The custom announcement is displayed for all subscribers in all clients including web and mobile devices. Subscribers see the message after they sign in. Subscribers can’t dismiss this announcement, but they can minimize it on their mobile device.
- From the Citrix Cloud menu, select Workspace Configuration > Customize > Preferences > Send custom announcement > Configure.
- Enter the title and text of the message that you want to display, and select the dates, times, and placement (top or bottom) for displaying the message to subscribers.
- To view how your message appears to subscribers, select Preview.
- When you’re finished, select Save.
Configure a sign-in policy
Create a custom sign-in policy to inform subscribers of your organization’s End-User License Agreement (EULA) when they sign in to their workspace.
When enabled and configured, the sign-in policy is displayed in all clients including web and mobile devices.
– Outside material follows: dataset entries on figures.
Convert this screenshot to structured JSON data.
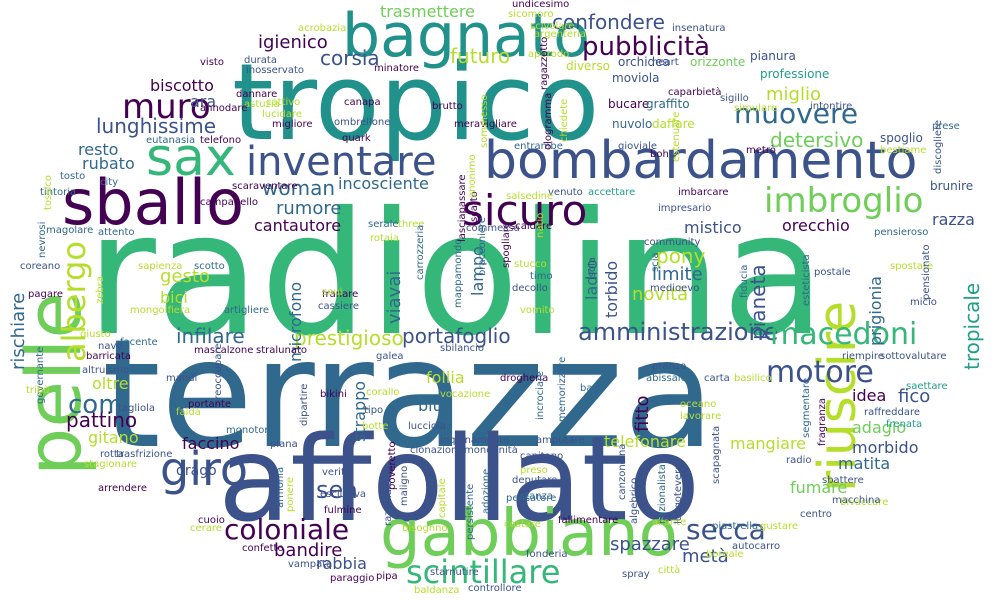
{
  "palette": {
    "dark_purple": "#440154",
    "indigo": "#3b528b",
    "blue": "#31688e",
    "teal": "#21918c",
    "sea": "#1f9e89",
    "green": "#35b779",
    "light_green": "#6ece58",
    "lime": "#b5de2b"
  },
  "words": [
    {
      "text": "radiolina",
      "color": "#35b779"
    },
    {
      "text": "terrazza",
      "color": "#31688e"
    },
    {
      "text": "affollato",
      "color": "#3b528b"
    },
    {
      "text": "tropico",
      "color": "#21918c"
    },
    {
      "text": "bombardamento",
      "color": "#3b528b"
    },
    {
      "text": "pelle",
      "color": "#6ece58"
    },
    {
      "text": "gabbiano",
      "color": "#6ece58"
    },
    {
      "text": "bagnato",
      "color": "#21918c"
    },
    {
      "text": "sballo",
      "color": "#440154"
    },
    {
      "text": "sax",
      "color": "#35b779"
    },
    {
      "text": "inventare",
      "color": "#3b528b"
    },
    {
      "text": "riuscire",
      "color": "#b5de2b"
    },
    {
      "text": "sicuro",
      "color": "#440154"
    },
    {
      "text": "imbroglio",
      "color": "#6ece58"
    },
    {
      "text": "giro",
      "color": "#3b528b"
    },
    {
      "text": "scintillare",
      "color": "#35b779"
    },
    {
      "text": "coloniale",
      "color": "#440154"
    },
    {
      "text": "amministrazione",
      "color": "#3b528b"
    },
    {
      "text": "pubblicità",
      "color": "#440154"
    },
    {
      "text": "muovere",
      "color": "#31688e"
    },
    {
      "text": "motore",
      "color": "#3b528b"
    },
    {
      "text": "macedoni",
      "color": "#35b779"
    },
    {
      "text": "muro",
      "color": "#440154"
    },
    {
      "text": "secca",
      "color": "#3b528b"
    },
    {
      "text": "albergo",
      "color": "#b5de2b"
    },
    {
      "text": "confondere",
      "color": "#3b528b"
    },
    {
      "text": "com",
      "color": "#31688e"
    },
    {
      "text": "woman",
      "color": "#31688e"
    },
    {
      "text": "sea",
      "color": "#3b528b"
    },
    {
      "text": "lunghissime",
      "color": "#3b528b"
    },
    {
      "text": "tropicale",
      "color": "#1f9e89"
    },
    {
      "text": "corsia",
      "color": "#3b528b"
    },
    {
      "text": "trasmettere",
      "color": "#6ece58"
    },
    {
      "text": "futuro",
      "color": "#b5de2b"
    },
    {
      "text": "igienico",
      "color": "#440154"
    },
    {
      "text": "biscotto",
      "color": "#440154"
    },
    {
      "text": "ara",
      "color": "#3b528b"
    },
    {
      "text": "detersivo",
      "color": "#6ece58"
    },
    {
      "text": "miglio",
      "color": "#b5de2b"
    },
    {
      "text": "idea",
      "color": "#440154"
    },
    {
      "text": "fico",
      "color": "#3b528b"
    },
    {
      "text": "adagio",
      "color": "#6ece58"
    },
    {
      "text": "pianeta",
      "color": "#3b528b"
    },
    {
      "text": "prigionia",
      "color": "#31688e"
    },
    {
      "text": "razza",
      "color": "#3b528b"
    },
    {
      "text": "orecchio",
      "color": "#440154"
    },
    {
      "text": "morbido",
      "color": "#3b528b"
    },
    {
      "text": "matita",
      "color": "#31688e"
    },
    {
      "text": "fumare",
      "color": "#6ece58"
    },
    {
      "text": "mangiare",
      "color": "#b5de2b"
    },
    {
      "text": "telefonare",
      "color": "#b5de2b"
    },
    {
      "text": "spazzare",
      "color": "#3b528b"
    },
    {
      "text": "metà",
      "color": "#3b528b"
    },
    {
      "text": "incosciente",
      "color": "#31688e"
    },
    {
      "text": "rumore",
      "color": "#31688e"
    },
    {
      "text": "cantautore",
      "color": "#440154"
    },
    {
      "text": "gesto",
      "color": "#b5de2b"
    },
    {
      "text": "bici",
      "color": "#b5de2b"
    },
    {
      "text": "infilare",
      "color": "#31688e"
    },
    {
      "text": "prestigioso",
      "color": "#b5de2b"
    },
    {
      "text": "portafoglio",
      "color": "#3b528b"
    },
    {
      "text": "microfono",
      "color": "#31688e"
    },
    {
      "text": "viavai",
      "color": "#31688e"
    },
    {
      "text": "lampo",
      "color": "#31688e"
    },
    {
      "text": "pony",
      "color": "#b5de2b"
    },
    {
      "text": "limite",
      "color": "#31688e"
    },
    {
      "text": "novità",
      "color": "#b5de2b"
    },
    {
      "text": "mistico",
      "color": "#3b528b"
    },
    {
      "text": "ladro",
      "color": "#31688e"
    },
    {
      "text": "torbido",
      "color": "#3b528b"
    },
    {
      "text": "rischiare",
      "color": "#31688e"
    },
    {
      "text": "pattino",
      "color": "#440154"
    },
    {
      "text": "gitano",
      "color": "#b5de2b"
    },
    {
      "text": "oltre",
      "color": "#b5de2b"
    },
    {
      "text": "faccino",
      "color": "#440154"
    },
    {
      "text": "strappo",
      "color": "#31688e"
    },
    {
      "text": "drago",
      "color": "#3b528b"
    },
    {
      "text": "follia",
      "color": "#b5de2b"
    },
    {
      "text": "blue",
      "color": "#31688e"
    },
    {
      "text": "bandire",
      "color": "#440154"
    },
    {
      "text": "rabbia",
      "color": "#3b528b"
    },
    {
      "text": "fitto",
      "color": "#440154"
    },
    {
      "text": "resto",
      "color": "#31688e"
    },
    {
      "text": "rubato",
      "color": "#31688e"
    },
    {
      "text": "tosto",
      "color": "#31688e"
    },
    {
      "text": "tintoria",
      "color": "#31688e"
    },
    {
      "text": "scia",
      "color": "#31688e"
    },
    {
      "text": "undicesimo",
      "color": "#440154"
    },
    {
      "text": "orchidea",
      "color": "#3b528b"
    },
    {
      "text": "moviola",
      "color": "#3b528b"
    },
    {
      "text": "bucare",
      "color": "#440154"
    },
    {
      "text": "graffito",
      "color": "#31688e"
    },
    {
      "text": "nuvolo",
      "color": "#31688e"
    },
    {
      "text": "daffare",
      "color": "#b5de2b"
    },
    {
      "text": "diverso",
      "color": "#b5de2b"
    },
    {
      "text": "orizzonte",
      "color": "#6ece58"
    },
    {
      "text": "pianura",
      "color": "#3b528b"
    },
    {
      "text": "professione",
      "color": "#1f9e89"
    },
    {
      "text": "spoglio",
      "color": "#3b528b"
    },
    {
      "text": "brunire",
      "color": "#3b528b"
    },
    {
      "text": "gioviale",
      "color": "#3b528b"
    },
    {
      "text": "entrambe",
      "color": "#31688e"
    },
    {
      "text": "metrò",
      "color": "#440154"
    },
    {
      "text": "imbarcare",
      "color": "#440154"
    },
    {
      "text": "impresario",
      "color": "#3b528b"
    },
    {
      "text": "commessa",
      "color": "#3b528b"
    },
    {
      "text": "scaldare",
      "color": "#440154"
    },
    {
      "text": "scatto",
      "color": "#440154"
    },
    {
      "text": "venuto",
      "color": "#3b528b"
    },
    {
      "text": "accettare",
      "color": "#1f9e89"
    },
    {
      "text": "rotaia",
      "color": "#b5de2b"
    },
    {
      "text": "three",
      "color": "#b5de2b"
    },
    {
      "text": "serale",
      "color": "#31688e"
    },
    {
      "text": "community",
      "color": "#3b528b"
    },
    {
      "text": "pensieroso",
      "color": "#31688e"
    },
    {
      "text": "spostare",
      "color": "#b5de2b"
    },
    {
      "text": "postale",
      "color": "#3b528b"
    },
    {
      "text": "micio",
      "color": "#3b528b"
    },
    {
      "text": "pensionato",
      "color": "#3b528b"
    },
    {
      "text": "medioevo",
      "color": "#3b528b"
    },
    {
      "text": "fiducia",
      "color": "#31688e"
    },
    {
      "text": "stucco",
      "color": "#b5de2b"
    },
    {
      "text": "timo",
      "color": "#31688e"
    },
    {
      "text": "decollo",
      "color": "#3b528b"
    },
    {
      "text": "carrozzeria",
      "color": "#31688e"
    },
    {
      "text": "isola",
      "color": "#3b528b"
    },
    {
      "text": "spogliare",
      "color": "#440154"
    },
    {
      "text": "franare",
      "color": "#440154"
    },
    {
      "text": "cassiere",
      "color": "#3b528b"
    },
    {
      "text": "soul",
      "color": "#b5de2b"
    },
    {
      "text": "pagare",
      "color": "#440154"
    },
    {
      "text": "coreano",
      "color": "#3b528b"
    },
    {
      "text": "mongolfiera",
      "color": "#b5de2b"
    },
    {
      "text": "giusto",
      "color": "#b5de2b"
    },
    {
      "text": "nave",
      "color": "#3b528b"
    },
    {
      "text": "facente",
      "color": "#31688e"
    },
    {
      "text": "mascalzone",
      "color": "#440154"
    },
    {
      "text": "stralunato",
      "color": "#440154"
    },
    {
      "text": "galea",
      "color": "#3b528b"
    },
    {
      "text": "sbilancio",
      "color": "#3b528b"
    },
    {
      "text": "barricata",
      "color": "#440154"
    },
    {
      "text": "altruismo",
      "color": "#3b528b"
    },
    {
      "text": "governante",
      "color": "#31688e"
    },
    {
      "text": "tribù",
      "color": "#b5de2b"
    },
    {
      "text": "mandi",
      "color": "#3b528b"
    },
    {
      "text": "tagliola",
      "color": "#3b528b"
    },
    {
      "text": "falda",
      "color": "#b5de2b"
    },
    {
      "text": "preoccupare",
      "color": "#3b528b"
    },
    {
      "text": "monotonia",
      "color": "#31688e"
    },
    {
      "text": "dipartire",
      "color": "#3b528b"
    },
    {
      "text": "bikini",
      "color": "#440154"
    },
    {
      "text": "corallo",
      "color": "#b5de2b"
    },
    {
      "text": "vocazione",
      "color": "#b5de2b"
    },
    {
      "text": "lucciola",
      "color": "#3b528b"
    },
    {
      "text": "tipo",
      "color": "#3b528b"
    },
    {
      "text": "botte",
      "color": "#b5de2b"
    },
    {
      "text": "piana",
      "color": "#3b528b"
    },
    {
      "text": "inquinamento",
      "color": "#3b528b"
    },
    {
      "text": "clonazione",
      "color": "#3b528b"
    },
    {
      "text": "mondanità",
      "color": "#3b528b"
    },
    {
      "text": "amputare",
      "color": "#3b528b"
    },
    {
      "text": "capitano",
      "color": "#3b528b"
    },
    {
      "text": "deputare",
      "color": "#3b528b"
    },
    {
      "text": "preso",
      "color": "#b5de2b"
    },
    {
      "text": "stanza",
      "color": "#31688e"
    },
    {
      "text": "pranzo",
      "color": "#3b528b"
    },
    {
      "text": "abissale",
      "color": "#31688e"
    },
    {
      "text": "carta",
      "color": "#3b528b"
    },
    {
      "text": "basilico",
      "color": "#b5de2b"
    },
    {
      "text": "saettare",
      "color": "#1f9e89"
    },
    {
      "text": "riempire",
      "color": "#3b528b"
    },
    {
      "text": "sottovalutare",
      "color": "#3b528b"
    },
    {
      "text": "raffreddare",
      "color": "#3b528b"
    },
    {
      "text": "frenata",
      "color": "#1f9e89"
    },
    {
      "text": "radio",
      "color": "#3b528b"
    },
    {
      "text": "oceano",
      "color": "#b5de2b"
    },
    {
      "text": "lavorare",
      "color": "#b5de2b"
    },
    {
      "text": "sbattere",
      "color": "#3b528b"
    },
    {
      "text": "bivaccare",
      "color": "#b5de2b"
    },
    {
      "text": "macchina",
      "color": "#3b528b"
    },
    {
      "text": "centro",
      "color": "#3b528b"
    },
    {
      "text": "gustare",
      "color": "#b5de2b"
    },
    {
      "text": "autocarro",
      "color": "#3b528b"
    },
    {
      "text": "boreale",
      "color": "#b5de2b"
    },
    {
      "text": "città",
      "color": "#b5de2b"
    },
    {
      "text": "spray",
      "color": "#3b528b"
    },
    {
      "text": "fallimentare",
      "color": "#440154"
    },
    {
      "text": "aliante",
      "color": "#b5de2b"
    },
    {
      "text": "fonderia",
      "color": "#3b528b"
    },
    {
      "text": "controllore",
      "color": "#3b528b"
    },
    {
      "text": "baldanza",
      "color": "#b5de2b"
    },
    {
      "text": "paraggio",
      "color": "#440154"
    },
    {
      "text": "pipa",
      "color": "#440154"
    },
    {
      "text": "starnutire",
      "color": "#3b528b"
    },
    {
      "text": "vampata",
      "color": "#3b528b"
    },
    {
      "text": "confetto",
      "color": "#440154"
    },
    {
      "text": "cuoio",
      "color": "#440154"
    },
    {
      "text": "cerare",
      "color": "#b5de2b"
    },
    {
      "text": "arrendere",
      "color": "#440154"
    },
    {
      "text": "stagionare",
      "color": "#b5de2b"
    },
    {
      "text": "rotta",
      "color": "#3b528b"
    },
    {
      "text": "trasfrizione",
      "color": "#3b528b"
    },
    {
      "text": "armonia",
      "color": "#31688e"
    },
    {
      "text": "verità",
      "color": "#3b528b"
    },
    {
      "text": "fulmine",
      "color": "#440154"
    },
    {
      "text": "ponere",
      "color": "#b5de2b"
    },
    {
      "text": "esclusiva",
      "color": "#3b528b"
    },
    {
      "text": "bisognno",
      "color": "#b5de2b"
    },
    {
      "text": "costare",
      "color": "#b5de2b"
    },
    {
      "text": "pensatore",
      "color": "#31688e"
    },
    {
      "text": "canzoncina",
      "color": "#3b528b"
    },
    {
      "text": "algebrico",
      "color": "#3b528b"
    },
    {
      "text": "piastrella",
      "color": "#31688e"
    },
    {
      "text": "scapagnata",
      "color": "#3b528b"
    },
    {
      "text": "lungotevere",
      "color": "#3b528b"
    },
    {
      "text": "nazionalista",
      "color": "#31688e"
    },
    {
      "text": "segmentare",
      "color": "#31688e"
    },
    {
      "text": "fragranza",
      "color": "#440154"
    },
    {
      "text": "acrobazia",
      "color": "#b5de2b"
    },
    {
      "text": "sicomoro",
      "color": "#b5de2b"
    },
    {
      "text": "scivolare",
      "color": "#b5de2b"
    },
    {
      "text": "argenteria",
      "color": "#b5de2b"
    },
    {
      "text": "insenatura",
      "color": "#3b528b"
    },
    {
      "text": "approdo",
      "color": "#b5de2b"
    },
    {
      "text": "heart",
      "color": "#3b528b"
    },
    {
      "text": "visto",
      "color": "#440154"
    },
    {
      "text": "durata",
      "color": "#3b528b"
    },
    {
      "text": "inosservato",
      "color": "#3b528b"
    },
    {
      "text": "minatore",
      "color": "#440154"
    },
    {
      "text": "dannare",
      "color": "#440154"
    },
    {
      "text": "astuzia",
      "color": "#b5de2b"
    },
    {
      "text": "annodare",
      "color": "#440154"
    },
    {
      "text": "lucidare",
      "color": "#b5de2b"
    },
    {
      "text": "cattivo",
      "color": "#b5de2b"
    },
    {
      "text": "canapa",
      "color": "#440154"
    },
    {
      "text": "migliore",
      "color": "#440154"
    },
    {
      "text": "ombrellone",
      "color": "#3b528b"
    },
    {
      "text": "quark",
      "color": "#440154"
    },
    {
      "text": "brutto",
      "color": "#440154"
    },
    {
      "text": "meravigliare",
      "color": "#440154"
    },
    {
      "text": "ragazzotto",
      "color": "#440154"
    },
    {
      "text": "ologramma",
      "color": "#440154"
    },
    {
      "text": "chiedete",
      "color": "#b5de2b"
    },
    {
      "text": "sommesso",
      "color": "#b5de2b"
    },
    {
      "text": "boh",
      "color": "#440154"
    },
    {
      "text": "sigillo",
      "color": "#3b528b"
    },
    {
      "text": "simulare",
      "color": "#b5de2b"
    },
    {
      "text": "intontire",
      "color": "#3b528b"
    },
    {
      "text": "prese",
      "color": "#31688e"
    },
    {
      "text": "discogliere",
      "color": "#3b528b"
    },
    {
      "text": "bestiame",
      "color": "#b5de2b"
    },
    {
      "text": "eutanasia",
      "color": "#31688e"
    },
    {
      "text": "telefono",
      "color": "#440154"
    },
    {
      "text": "city",
      "color": "#31688e"
    },
    {
      "text": "scaraventare",
      "color": "#440154"
    },
    {
      "text": "campanello",
      "color": "#440154"
    },
    {
      "text": "attento",
      "color": "#31688e"
    },
    {
      "text": "magolare",
      "color": "#31688e"
    },
    {
      "text": "nevrosi",
      "color": "#31688e"
    },
    {
      "text": "scotto",
      "color": "#31688e"
    },
    {
      "text": "sapienza",
      "color": "#b5de2b"
    },
    {
      "text": "zebra",
      "color": "#b5de2b"
    },
    {
      "text": "artigliere",
      "color": "#31688e"
    },
    {
      "text": "mappamondo",
      "color": "#31688e"
    },
    {
      "text": "bracconiere",
      "color": "#31688e"
    },
    {
      "text": "natio",
      "color": "#b5de2b"
    },
    {
      "text": "drogheria",
      "color": "#440154"
    },
    {
      "text": "incrociare",
      "color": "#31688e"
    },
    {
      "text": "memorizzare",
      "color": "#31688e"
    },
    {
      "text": "maligno",
      "color": "#3b528b"
    },
    {
      "text": "poveretto",
      "color": "#440154"
    },
    {
      "text": "razionale",
      "color": "#3b528b"
    },
    {
      "text": "capitale",
      "color": "#b5de2b"
    },
    {
      "text": "persistente",
      "color": "#31688e"
    },
    {
      "text": "adozione",
      "color": "#31688e"
    },
    {
      "text": "bar",
      "color": "#31688e"
    },
    {
      "text": "estenuare",
      "color": "#b5de2b"
    },
    {
      "text": "caparbietà",
      "color": "#440154"
    },
    {
      "text": "esteticista",
      "color": "#31688e"
    },
    {
      "text": "lasciapassare",
      "color": "#440154"
    },
    {
      "text": "anonimo",
      "color": "#b5de2b"
    },
    {
      "text": "portante",
      "color": "#440154"
    },
    {
      "text": "tossico",
      "color": "#b5de2b"
    },
    {
      "text": "salsedine",
      "color": "#b5de2b"
    },
    {
      "text": "vomito",
      "color": "#b5de2b"
    }
  ]
}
Subscribers can see the sign-in policy when they sign in. Subscribers can’t bypass the policy and must accept it to sign in to their workspace.
- From the Citrix Cloud menu, select Workspace Configuration > Customize > Preferences.
- In the Sign in policy section, select Configure. If a policy exists, the button reads Edit, instead.
- Enable the feature using the toggle under Enable policy.
- In Policy header, enter a title for the policy.
- Enter the policy text that subscribers must agree to before signing in. If needed, add localized text for other languages in the same text box.
-
Enter a name for the button that subscribers must select to agree to the policy.
- Select Preview to see what the policy looks like for subscribers.
- When you’re finished, select Save.
Note
If you have Citrix Gateway configured as your Workspace identity provider, you might already have a sign-in policy as part of your AAA and nFactor authentication flow. Citrix recommends that you configure only one sign-in policy, either as part of your existing nFactor authentication flow or outside the flow using the Citrix Cloud administration console.